Graetz remains faithful to the central narratives and is always full of awe for the Old Testament; when he runs into contradictions in biblical ideology, he sometimes presents the different approaches without trying to reconcile them. For example, parallel with the isolationist policy of Ezra, leader of the returnees from Babylonian exile, Graetz describes the life of Ruth the Moabite, King David’s gentile great-grandmother. Skillfully, he reconstructs the moral and political contrasts between the two, and for a moment it seems as if he cannot decide between them. Graetz clearly understood the significance of annulling mixed marriages and expelling gentile women along with their children. He writes:
Ezra held this to be a terrible sin. For the Judean or Israelitish race was in his eyes a holy one, suffered desecration by mingling with foreign tribes, even though they had abjured idolatry … at moment was to decide the fate of the Judean people. Ezra, and those who thought as he did, raised a wall of separation between the Judeans and the rest of the world.23
Graetz does not hesitate to add that this move provoked hatred for the Jews for the first time. This may be the reason for the emphasis he places on the story of Ruth—aware that it was a universalist challenge to the concept of “holy seed,” held by the returnees from Babylonia. Ultimately, however, he throws his full support behind the invention of an exclusive Judaism and the rigid demarcation of its boundaries as laid down by its pioneers, Ezra and Nehemiah.

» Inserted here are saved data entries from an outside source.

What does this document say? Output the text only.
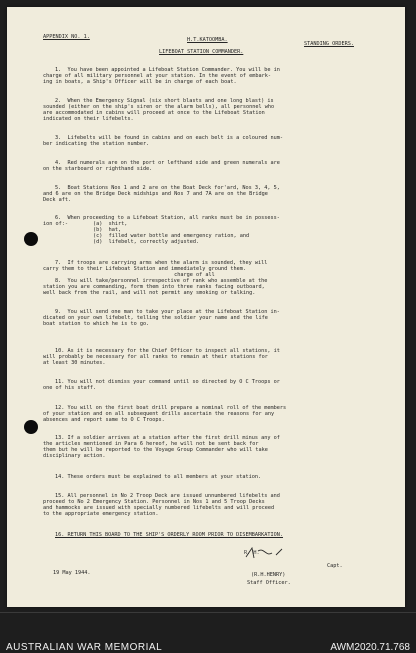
APPENDIX NO. 1.	H.T.KATOOMBA.
STANDING ORDERS.
LIFEBOAT STATION COMMANDER.
1.  You have been appointed a Lifeboat Station Commander. You will be in
charge of all military personnel at your station. In the event of embark-
ing in boats, a Ship's Officer will be in charge of each boat.
2.  When the Emergency Signal (six short blasts and one long blast) is
sounded (either on the ship's siren or the alarm bells), all personnel who
are accommodated in cabins will proceed at once to the Lifeboat Station
indicated on their lifebelts.
3.  Lifebelts will be found in cabins and on each belt is a coloured num-
ber indicating the station number.
4.  Red numerals are on the port or lefthand side and green numerals are
on the starboard or righthand side.
5.  Boat Stations Nos 1 and 2 are on the Boat Deck for'ard, Nos 3, 4, 5,
and 6 are on the Bridge Deck midships and Nos 7 and 7A are on the Bridge
Deck aft.
6.  When proceeding to a Lifeboat Station, all ranks must be in possess-
ion of:-        (a)  shirt,
(b)  hat,
(c)  filled water bottle and emergency ration, and
(d)  lifebelt, correctly adjusted.
7.  If troops are carrying arms when the alarm is sounded, they will
carry them to their Lifeboat Station and immediately ground them.
charge of all
8.  You will take/personnel irrespective of rank who assemble at the
station you are commanding, form them into three ranks facing outboard,
well back from the rail, and will not permit any smoking or talking.
9.  You will send one man to take your place at the Lifeboat Station in-
dicated on your own lifebelt, telling the soldier your name and the life
boat station to which he is to go.
10. As it is necessary for the Chief Officer to inspect all stations, it
will probably be necessary for all ranks to remain at their stations for
at least 30 minutes.
11. You will not dismiss your command until so directed by O C Troops or
one of his staff.
12. You will on the first boat drill prepare a nominal roll of the members
of your station and on all subsequent drills ascertain the reasons for any
absences and report same to O C Troops.
13. If a soldier arrives at a station after the first drill minus any of
the articles mentioned in Para 6 hereof, he will not be sent back for
them but he will be reported to the Voyage Group Commander who will take
disciplinary action.
14. These orders must be explained to all members at your station.
15. All personnel in No 2 Troop Deck are issued unnumbered lifebelts and
proceed to No 2 Emergency Station. Personnel in Nos 1 and 5 Troop Decks
and hammocks are issued with specially numbered lifebelts and will proceed
to the appropriate emergency station.
16. RETURN THIS BOARD TO THE SHIP'S ORDERLY ROOM PRIOR TO DISEMBARKATION.
19 May 1944.
R. H.
Capt.
(R.H.HENRY)
Staff Officer.
AUSTRALIAN WAR MEMORIAL	AWM2020.71.768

A romantic conception based on an ethnoreligious foundation had already guided Graetz in the earlier volumes, but not so forcefully. He was, after all, a historian of ideas, and his earlier volumes about the history of the Jews recounted their literary heritage and focused primarily on its moral and religious content. At the same time, the hardening of German nationalist definitions based on origin and race, especially in the formative years after the failure of the national-democratic Spring of the Nations in 1848, stirred new sensitivities among a small group of intellectuals of Jewish descent. Graetz, for all his doubts and hesitations, was one of them. The sharpest senses belonged to Moses Hess, a leftist and a man of intellectual boldness, a former friend of Karl Marx, whose book Rome and Jerusalem: The Last Nationalist Question had appeared in 1862.24 This was an unmistakable nationalist manifesto, perhaps the first of its kind in being quite secular. Since his position was fairly decisive in shaping Graetz’s Jewish history, we should consider briefly the relations between the two.